Real GDP for the first quarter of 2016 grew at an annual rate of 0.5 percent, according to the Bureau of Economic Analysis’s first estimate, down from the fourth quarter’s growth rate of 1.4 percent. The first quarter’s slower growth reflected positive contributions from personal consumption expenditures, residential fixed investment and state and local government spending, which was partially offset by negative contributions from nonresidential fixed investment, private inventory investment, exports and federal government spending.
Consumption was the largest contributor to GDP, accounting for 1.3 percent of growth, down from 1.7 percent during the fourth quarter. Consumption spending grew by $52.5 billion during the first quarter of 2016, compared to $68.3 billion during the fourth quarter of 2015.
Non-residential fixed investment was a significant drag on GDP, subtracting 0.8 percent from growth. The fall in non-residential investment was partially offset by a $19.4 billion increase in residential fixed investment, which contributed 0.5 percent to GDP.
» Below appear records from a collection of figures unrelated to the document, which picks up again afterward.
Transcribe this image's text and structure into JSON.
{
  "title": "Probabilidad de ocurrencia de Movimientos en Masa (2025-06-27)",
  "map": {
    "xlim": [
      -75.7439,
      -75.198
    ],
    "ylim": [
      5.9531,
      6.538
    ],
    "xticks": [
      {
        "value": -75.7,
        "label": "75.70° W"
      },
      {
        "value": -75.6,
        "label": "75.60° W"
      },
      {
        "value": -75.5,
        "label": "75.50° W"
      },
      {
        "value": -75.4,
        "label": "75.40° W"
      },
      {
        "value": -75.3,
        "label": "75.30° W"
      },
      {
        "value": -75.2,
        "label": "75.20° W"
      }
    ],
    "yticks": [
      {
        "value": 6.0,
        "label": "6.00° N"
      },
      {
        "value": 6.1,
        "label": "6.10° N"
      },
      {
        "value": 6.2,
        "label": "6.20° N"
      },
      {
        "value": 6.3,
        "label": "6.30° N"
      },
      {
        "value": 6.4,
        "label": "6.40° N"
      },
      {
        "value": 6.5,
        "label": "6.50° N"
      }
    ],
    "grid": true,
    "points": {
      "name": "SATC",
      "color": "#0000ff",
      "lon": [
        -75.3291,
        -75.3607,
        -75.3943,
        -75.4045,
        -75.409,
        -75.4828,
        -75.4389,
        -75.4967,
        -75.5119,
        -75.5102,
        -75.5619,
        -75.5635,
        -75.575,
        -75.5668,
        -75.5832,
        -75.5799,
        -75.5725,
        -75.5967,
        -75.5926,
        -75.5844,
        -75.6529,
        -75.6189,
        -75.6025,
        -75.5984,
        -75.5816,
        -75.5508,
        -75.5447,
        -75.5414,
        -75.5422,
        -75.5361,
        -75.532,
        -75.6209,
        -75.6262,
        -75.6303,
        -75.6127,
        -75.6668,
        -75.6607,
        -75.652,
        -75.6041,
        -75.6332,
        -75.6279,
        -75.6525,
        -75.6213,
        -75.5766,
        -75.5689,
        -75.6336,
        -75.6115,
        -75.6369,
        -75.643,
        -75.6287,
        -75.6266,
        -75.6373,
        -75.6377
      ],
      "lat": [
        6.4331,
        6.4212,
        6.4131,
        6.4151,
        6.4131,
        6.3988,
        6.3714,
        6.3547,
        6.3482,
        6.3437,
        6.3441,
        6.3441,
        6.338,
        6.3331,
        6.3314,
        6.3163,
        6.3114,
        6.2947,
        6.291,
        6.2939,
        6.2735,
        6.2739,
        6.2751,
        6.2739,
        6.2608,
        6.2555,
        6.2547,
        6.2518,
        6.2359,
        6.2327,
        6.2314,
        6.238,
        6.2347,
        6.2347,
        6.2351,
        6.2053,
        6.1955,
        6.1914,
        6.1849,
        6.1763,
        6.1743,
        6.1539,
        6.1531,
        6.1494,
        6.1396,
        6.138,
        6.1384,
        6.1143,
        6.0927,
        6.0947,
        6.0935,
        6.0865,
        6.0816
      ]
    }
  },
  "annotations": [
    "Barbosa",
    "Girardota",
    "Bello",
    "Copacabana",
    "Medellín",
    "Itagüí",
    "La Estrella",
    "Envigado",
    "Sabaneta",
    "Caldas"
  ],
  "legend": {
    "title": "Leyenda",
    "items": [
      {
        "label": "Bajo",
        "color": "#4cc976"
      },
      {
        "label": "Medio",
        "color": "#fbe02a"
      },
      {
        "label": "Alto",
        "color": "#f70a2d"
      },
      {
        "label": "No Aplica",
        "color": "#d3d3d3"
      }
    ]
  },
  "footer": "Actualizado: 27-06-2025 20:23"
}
Inventories subtracted 0.3% from GDP growth in the first quarter, as both farm and nonfarm private inventories declined. Net exports also subtracted 0.3% from GDP growth, as the decline in exports was greater than the decline in imports.
State and local government spending grew during the quarter, contributing 0.3 percent to GDP. This was offset by a decrease in Federal government spending, which was a 0.11 percent drag.